Analysis

Sarkozy Seeks to Outflank French Nationalists

He could alienate moderate French voters in the process.

French conservative party leader Nicolas Sarkozy has lurched to the right, declaring his opposition to Muslim students wearing headscarfs in public universities and calling on high schools to stop serving halal meals.

In doing so, the former president, who staged a political comeback last year, outdid Marine Le Pen’s National Front, which is neck and neck with his party in polls for local elections this month.

The Front, well-known for its aggressively secular and anti-immigrant platform, had hesitated to call for banning halal meals from public schools, but it quickly endorsed Sarkozy’s proposal.

Courting far-right voters

Sarkozy, of Hungarian ancestry, was a hardliner on immigration issues when he served as interior minister from 2005 to 2007 and later as president.

During the 2012 election, which he lost with 48 percent support, Sarkozy actively tried to court former National Front voters in the runoff against François Hollande.

The latest rhetoric seems an even more blatant attempt to win back voters from the far right two months after Islamist gunmen attacked the offices of the satirical newspaper Charlie Hebdo and a Jewish supermarket in Paris.

The terror attacks and the ruling Socialist Party’s unpopularity have helped Le Pen rise in the polls. Surveys put her party’s support around 30 percent nationwide, the same as Sarkozy’s conservatives.

The Socialists and their left-wing allies are projected to lose more than twenty of the 61 départements they control.

Eying 2017

Under the French voting system, the Front is unlikely to take control of more than a handful of local governments. Second voting rounds pit the two most popular candidates against each other.
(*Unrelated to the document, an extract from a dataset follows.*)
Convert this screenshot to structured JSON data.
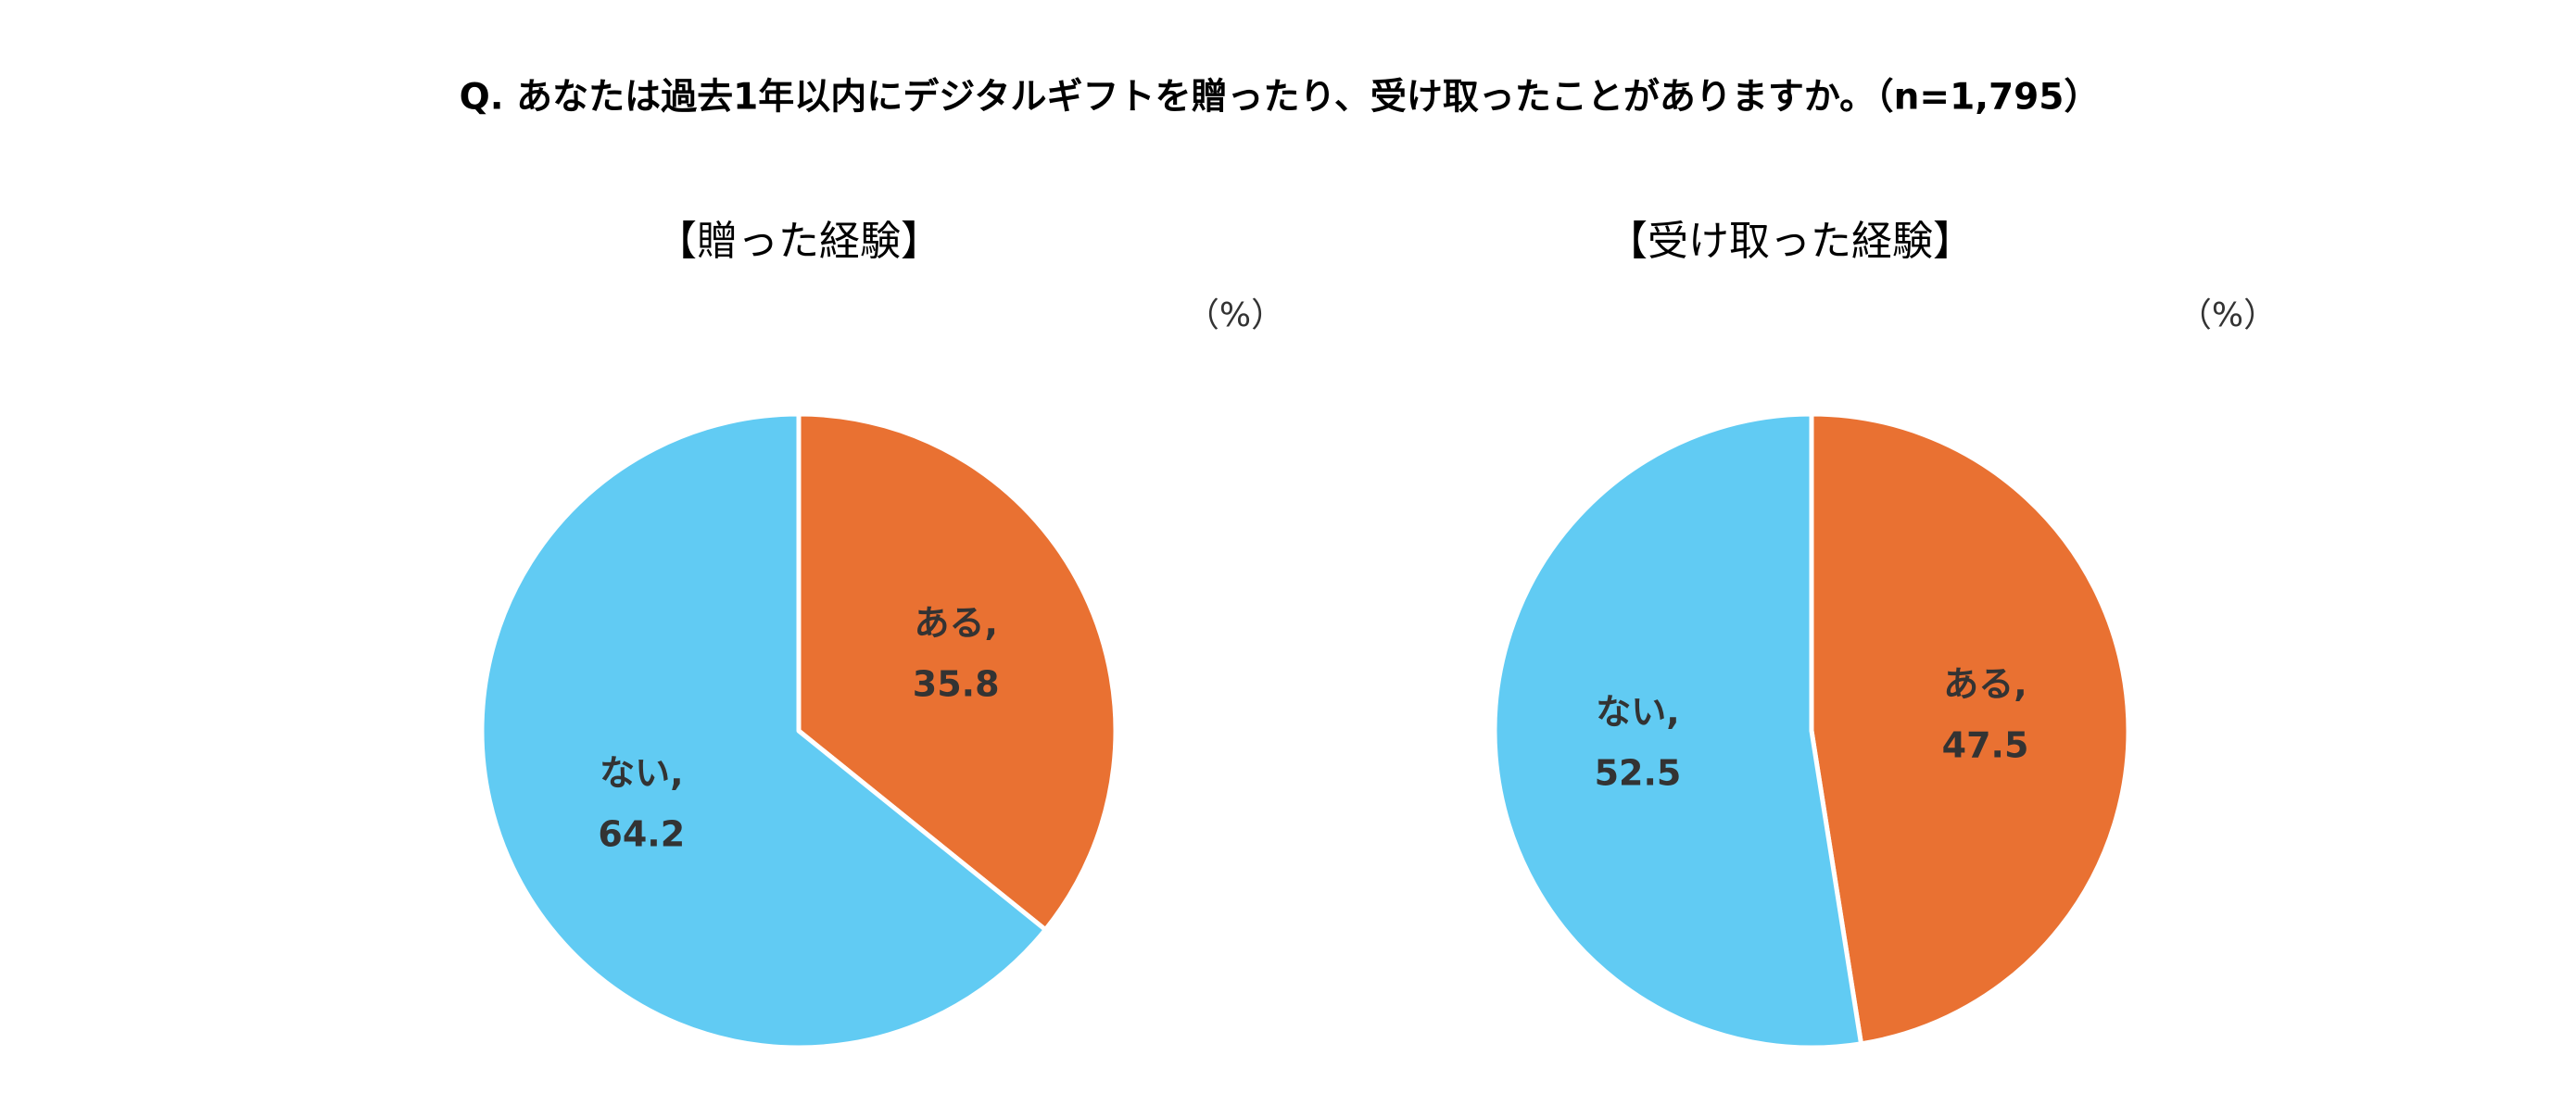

Centrist and left-leaning voters can be expected to vote a mainstream conservative into office rather than risk a victory for the far right.

But taking over even a few councils — which control child services, roads and secondary schools — would be a victory for Le Pen, who is positioning herself for a strong bid in the 2017 presidential election.

Last year, the party took control of eleven cities and towns and won three seats in the French parliament. It defeated the other parties in European Parliament elections, winning a quarter of the votes and a third of France’s seats in Strasbourg.

Right-wing split

Sarkozy’s Union pour un mouvement populaire, which the former president is rebranding as Les Républicains, has struggled to rebound despite Hollande’s low approval ratings and his government’s inability to bring down unemployment, stuck at 10 percent.

After Sarkozy’s defeat in 2012, the broad right-wing alliance seemed on the verge of breaking up.

Christian Democrats and liberals contested social policy, such as gay marriage — which the Socialists legalized — while Gaullists and libertarians disagreed about the proper limits to state interventionism.

A leadership feud between Sarkozy’s protégé, Jean-François Copé, and one of his former prime ministers, François Fillon, caused a temporary split in the party’s parliamentary group.

Sarkozy’s comeback put an end to the leadership squabbles but has not resolved the ideological struggles both major French parties live with.

If his strategy is to go Euroskeptic and hard on immigration to defeat the National Front, it could alienate moderate and liberal voters.